I have to define a variadic function in Scheme that takes the following form:
(define (n-loop procedure [a list of pairs (x,y)]) where the list of pairs can be any length.
Each pair specifies a lower and upper bound. That is, the following function call: (n-loop (lambda (x y) (inspect (list x y))) (0 2) (0 3)) produces:
(list x y) is (0 0)
(list x y) is (0 1)
(list x y) is (0 2)
(list x y) is (1 0)
(list x y) is (1 1)
(list x y) is (1 2)
Obviously, car and cdr are going to have to be involved in my solution. But the stipulation that makes this difficult is the following. There are to be no assignment statements or iterative loops (while and for) used at all.
I could handle it using while and for to index through the list of pairs, but it appears I have to use recursion. I don't want any code solutions, unless you feel it is necessary for explanation, but does anyone have a suggestion as to how this might be attacked?
The standard way to do looping in Scheme is to use tail recursion. In fact, let's say you have this loop:
(do ((a 0 b)
(b 1 (+ a b))
(i 0 (+ i 1)))
((>= i 10) a)
(eprintf "(fib ~a) = ~a~%" i a))
This actually get macro-expanded into something like the following:
(let loop ((a 0)
(b 1)
(i 0))
(cond ((>= i 10) a)
(else (eprintf "(fib ~a) = ~a~%" i a)
(loop b (+ a b) (+ i 1)))))
Which, further, gets macro-expanded into this (I won't macro-expand the cond, since that's irrelevant to my point):
(letrec ((loop (lambda (a b i)
(cond ((>= i 10) a)
(else (eprintf "(fib ~a) = ~a~%" i a)
(loop b (+ a b) (+ i 1)))))))
(loop 0 1 0))
You should be seeing the letrec here and thinking, "aha! I see recursion!". Indeed you do (specifically in this case, tail recursion, though letrec can be used for non-tail recursions too).
Any iterative loop in Scheme can be rewritten as that (the named let version is how loops are idiomatically written in Scheme, but if your assignment won't let you use named let, expand one step further and use the letrec). The macro-expansions I've described above are straightforward and mechanical, and you should be able to see how one gets translated to the other.
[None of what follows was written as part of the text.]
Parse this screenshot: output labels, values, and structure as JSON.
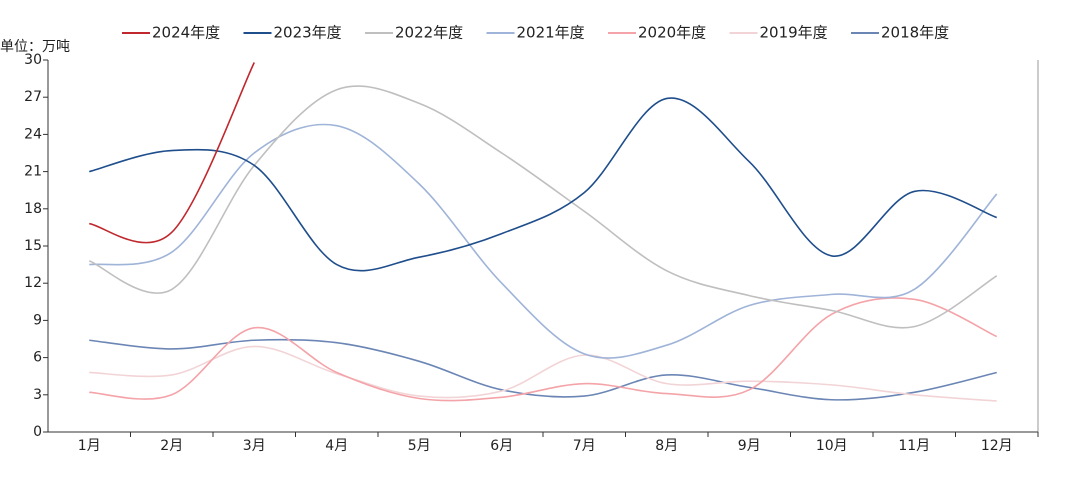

Since your question asked how about variadic functions, you can write a variadic function this way:
(define (sum x . xs)
(if (null? xs) x
(apply sum (+ x (car xs)) (cdr xs))))
(This is, BTW, a horribly inefficient way to write a sum function; I am just using it to demonstrate how you would send (using apply) and receive (using an improper lambda list) arbitrary numbers of arguments.)
Update
Okay, so here is some general advice: you will need two loops:
an outer loop, that goes through the range levels (that's your variadic stuff)
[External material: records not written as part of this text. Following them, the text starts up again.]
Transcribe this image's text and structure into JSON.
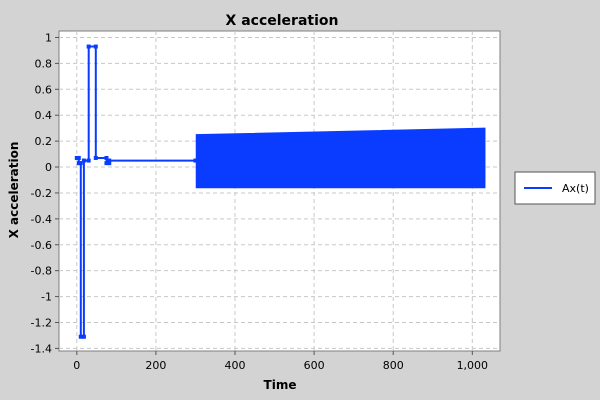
{
  "chart_data": {
    "type": "line",
    "title": "X acceleration",
    "xlabel": "Time",
    "ylabel": "X acceleration",
    "xlim": [
      -45,
      1070
    ],
    "ylim": [
      -1.42,
      1.05
    ],
    "x_ticks": [
      0,
      200,
      400,
      600,
      800,
      1000
    ],
    "x_tick_labels": [
      "0",
      "200",
      "400",
      "600",
      "800",
      "1,000"
    ],
    "y_ticks": [
      1,
      0.8,
      0.6,
      0.4,
      0.2,
      0,
      -0.2,
      -0.4,
      -0.6,
      -0.8,
      -1,
      -1.2,
      -1.4
    ],
    "y_tick_labels": [
      "1",
      "0.8",
      "0.6",
      "0.4",
      "0.2",
      "0",
      "-0.2",
      "-0.4",
      "-0.6",
      "-0.8",
      "-1",
      "-1.2",
      "-1.4"
    ],
    "grid": true,
    "legend_position": "right",
    "series": [
      {
        "name": "Ax(t)",
        "color": "#0a3cff",
        "x": [
          0,
          5,
          5,
          10,
          10,
          18,
          18,
          30,
          30,
          48,
          48,
          75,
          75,
          82,
          82,
          300
        ],
        "y": [
          0.07,
          0.07,
          0.03,
          0.03,
          -1.31,
          -1.31,
          0.05,
          0.05,
          0.93,
          0.93,
          0.07,
          0.07,
          0.03,
          0.03,
          0.05,
          0.05
        ]
      }
    ],
    "oscillation": {
      "x_start": 302,
      "x_end": 1032,
      "upper_start": 0.25,
      "upper_end": 0.3,
      "lower": -0.16
    }
  }
}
an inner loop, that loops through the numbers in each range level
In each of these loops, think carefully about:
what the starting condition is
what the ending condition is
what you want to do at each iteration
whether there is any state you need to keep between iterations
In particular, think carefully about the last point, as that is how you will nest your loops, given an arbitrary number of nesting levels. (In my sample solution below, that's what the cur variable is.)
After you have decided on all these things, you can then frame the general structure of your solution. I will post the basic structure of my solution below, but you should have a good think about how you want to go about solving the problem, before you look at my code, because it will give you a good grasp of what differences there are between your solution approach and mine, and it will help you understand my code better.
Also, don't be afraid to write it using an imperative-style loop first (like do), then transforming it to the equivalent named let when it's all working. Just reread the first section to see how to do that transformation.
All that said, here is my solution (with the specifics stripped out):
(define (n-loop proc . ranges)
(let outer ((cur ???)
(ranges ranges))
(cond ((null? ranges) ???)
(else (do ((i (caar ranges) (+ i 1)))
((>= i (cadar ranges)))
(outer ??? ???))))))
Remember, once you get this working, you will still need to transform the do loop into one based on named let. (Or, you may have to go even further and transform both the outer and inner loops into their letrec forms.)